AK Steel Holding (AKS) up $1.28. Keybanc brokerage upgraded it from "hold" to a "buy."

Then the big engineering construction firm, Shaw Group (SGR) up $5.16. Big first quarter earnings excluding items, $0.75, way up from $0.45 a year ago. MSC Industrial (MSM) down $2.09. First quarter earnings, $0.72, $0.02 better than last year, but the company sees second quarter falling to only $0.39 to $0.43 a share.

And Manitowoc Co (MTW) down $1.11. The company sees 2008 earnings at the low end of its earlier estimate of $3.15 to $3.25. Also it gave a rather guarded outlook.

Ion Geophysical (IO), used to be called Input/Output, down $1.34, big percentage drop. The company said its fourth quarter revenues will only be around $145 to $165 million. Wall Street was expecting $244 million.

And Coach (COH) a $0.66 drop, dropped $1 more than that after the close when the company said it's cutting its second quarter earnings estimate from $0.77 to $0.67 a share.

Apple (AAPL) topped the NASDAQ actives, up $1.69.

Followed by Microsoft (MSFT) $0.61 gain.

Google (GOOG) up $3.18.

Intuitive Surgical (ISRG) down $7.34. The company issued a fourth quarter sales warning. It makes those surgical robots.

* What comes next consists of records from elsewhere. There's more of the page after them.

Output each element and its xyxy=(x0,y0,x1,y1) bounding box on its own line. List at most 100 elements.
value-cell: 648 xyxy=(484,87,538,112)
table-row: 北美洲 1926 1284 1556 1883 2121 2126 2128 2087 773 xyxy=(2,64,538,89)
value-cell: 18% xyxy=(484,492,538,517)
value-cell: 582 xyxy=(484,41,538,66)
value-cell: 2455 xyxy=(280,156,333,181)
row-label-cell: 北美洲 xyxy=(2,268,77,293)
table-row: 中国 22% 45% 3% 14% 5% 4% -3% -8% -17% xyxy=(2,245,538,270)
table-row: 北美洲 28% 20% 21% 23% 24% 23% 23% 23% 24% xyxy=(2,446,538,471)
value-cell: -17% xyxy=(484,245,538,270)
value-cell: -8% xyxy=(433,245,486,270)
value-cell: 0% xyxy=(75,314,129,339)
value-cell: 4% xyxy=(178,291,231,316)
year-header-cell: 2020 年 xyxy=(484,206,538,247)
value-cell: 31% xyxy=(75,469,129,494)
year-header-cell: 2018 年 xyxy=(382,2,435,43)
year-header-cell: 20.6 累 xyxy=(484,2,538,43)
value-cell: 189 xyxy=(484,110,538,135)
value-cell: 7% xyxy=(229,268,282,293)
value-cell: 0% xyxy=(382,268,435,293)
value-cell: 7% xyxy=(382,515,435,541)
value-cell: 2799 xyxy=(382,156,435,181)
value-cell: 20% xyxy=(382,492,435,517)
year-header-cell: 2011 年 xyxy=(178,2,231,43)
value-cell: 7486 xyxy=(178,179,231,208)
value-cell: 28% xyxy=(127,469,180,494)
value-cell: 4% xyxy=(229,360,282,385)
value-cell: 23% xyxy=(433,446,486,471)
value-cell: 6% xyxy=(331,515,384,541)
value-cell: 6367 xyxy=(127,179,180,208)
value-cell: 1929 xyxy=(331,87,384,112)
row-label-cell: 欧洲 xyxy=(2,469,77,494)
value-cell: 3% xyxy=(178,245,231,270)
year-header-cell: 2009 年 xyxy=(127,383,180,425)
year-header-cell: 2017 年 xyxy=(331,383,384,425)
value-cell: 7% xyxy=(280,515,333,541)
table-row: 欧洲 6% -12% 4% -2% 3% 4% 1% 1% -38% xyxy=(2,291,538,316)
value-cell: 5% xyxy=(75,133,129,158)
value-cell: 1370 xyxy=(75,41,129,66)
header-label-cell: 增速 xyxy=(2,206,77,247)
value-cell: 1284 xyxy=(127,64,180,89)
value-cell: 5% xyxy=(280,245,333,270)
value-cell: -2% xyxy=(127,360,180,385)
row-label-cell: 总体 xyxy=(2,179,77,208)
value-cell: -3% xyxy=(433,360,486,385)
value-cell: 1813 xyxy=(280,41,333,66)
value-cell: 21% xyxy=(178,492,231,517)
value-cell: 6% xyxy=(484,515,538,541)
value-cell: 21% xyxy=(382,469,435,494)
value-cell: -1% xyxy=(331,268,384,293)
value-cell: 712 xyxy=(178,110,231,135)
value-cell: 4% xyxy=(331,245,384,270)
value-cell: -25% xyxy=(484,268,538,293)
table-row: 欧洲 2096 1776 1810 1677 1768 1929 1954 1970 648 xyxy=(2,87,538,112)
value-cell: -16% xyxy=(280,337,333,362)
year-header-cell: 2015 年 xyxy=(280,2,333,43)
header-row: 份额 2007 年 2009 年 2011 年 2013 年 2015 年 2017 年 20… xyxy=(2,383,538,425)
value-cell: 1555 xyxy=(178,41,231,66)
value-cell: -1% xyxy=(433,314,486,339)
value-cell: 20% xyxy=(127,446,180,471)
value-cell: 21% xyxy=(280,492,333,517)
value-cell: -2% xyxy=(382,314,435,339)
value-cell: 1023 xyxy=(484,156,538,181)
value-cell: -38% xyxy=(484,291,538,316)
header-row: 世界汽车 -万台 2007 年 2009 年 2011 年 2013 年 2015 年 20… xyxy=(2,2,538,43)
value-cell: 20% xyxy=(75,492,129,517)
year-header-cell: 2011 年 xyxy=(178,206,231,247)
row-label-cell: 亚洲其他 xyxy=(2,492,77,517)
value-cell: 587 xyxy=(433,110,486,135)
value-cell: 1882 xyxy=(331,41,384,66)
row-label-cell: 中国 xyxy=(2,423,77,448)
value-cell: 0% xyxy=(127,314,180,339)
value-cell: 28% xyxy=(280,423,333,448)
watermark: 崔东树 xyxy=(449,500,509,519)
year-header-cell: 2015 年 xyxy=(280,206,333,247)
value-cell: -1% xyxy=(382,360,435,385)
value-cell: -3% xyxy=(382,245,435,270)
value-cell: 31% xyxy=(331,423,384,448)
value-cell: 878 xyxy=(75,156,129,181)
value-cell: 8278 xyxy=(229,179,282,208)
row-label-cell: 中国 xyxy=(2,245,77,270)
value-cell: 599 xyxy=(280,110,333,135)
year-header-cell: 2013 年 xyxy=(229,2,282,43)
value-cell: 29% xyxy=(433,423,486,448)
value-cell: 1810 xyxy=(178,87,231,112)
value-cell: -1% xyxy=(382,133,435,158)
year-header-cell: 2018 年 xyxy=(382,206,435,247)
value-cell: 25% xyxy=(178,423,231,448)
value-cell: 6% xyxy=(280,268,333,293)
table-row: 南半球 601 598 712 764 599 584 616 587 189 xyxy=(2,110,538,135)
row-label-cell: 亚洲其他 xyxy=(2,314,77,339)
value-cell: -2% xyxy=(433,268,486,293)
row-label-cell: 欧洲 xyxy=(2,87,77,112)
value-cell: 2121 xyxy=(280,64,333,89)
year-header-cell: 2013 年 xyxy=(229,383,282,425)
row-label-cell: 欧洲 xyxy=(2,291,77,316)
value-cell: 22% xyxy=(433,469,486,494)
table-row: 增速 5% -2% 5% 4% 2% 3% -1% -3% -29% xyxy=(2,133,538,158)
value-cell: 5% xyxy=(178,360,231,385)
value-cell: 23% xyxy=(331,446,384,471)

Intel (INTC) an $0.11 gain there.

Research in Motion (RIMM) down $0.19.

Cisco Systems (CSCO) a $0.22 advance.

First Solar (FSLR) did well, up $6.86.

Oracle (ORCL) a $0.03 drop.

And then Dryships (DRYS), tenth in volume, up $2.17.

Sears Holdings (SHLD) up $9.43, even though its December same store sales fell 7.3 percent, but the company said it's going to have $1.3 billion in cash in its coffers at the end of the year as part of a very strong balance sheet.

And then Thinkorswim Group (SWIM) up $2.69. It's an online broker and TD Ameritrade Holdings is offering cash and stock worth about $88.70 a share on a take over.

Those are the stocks in the news tonight.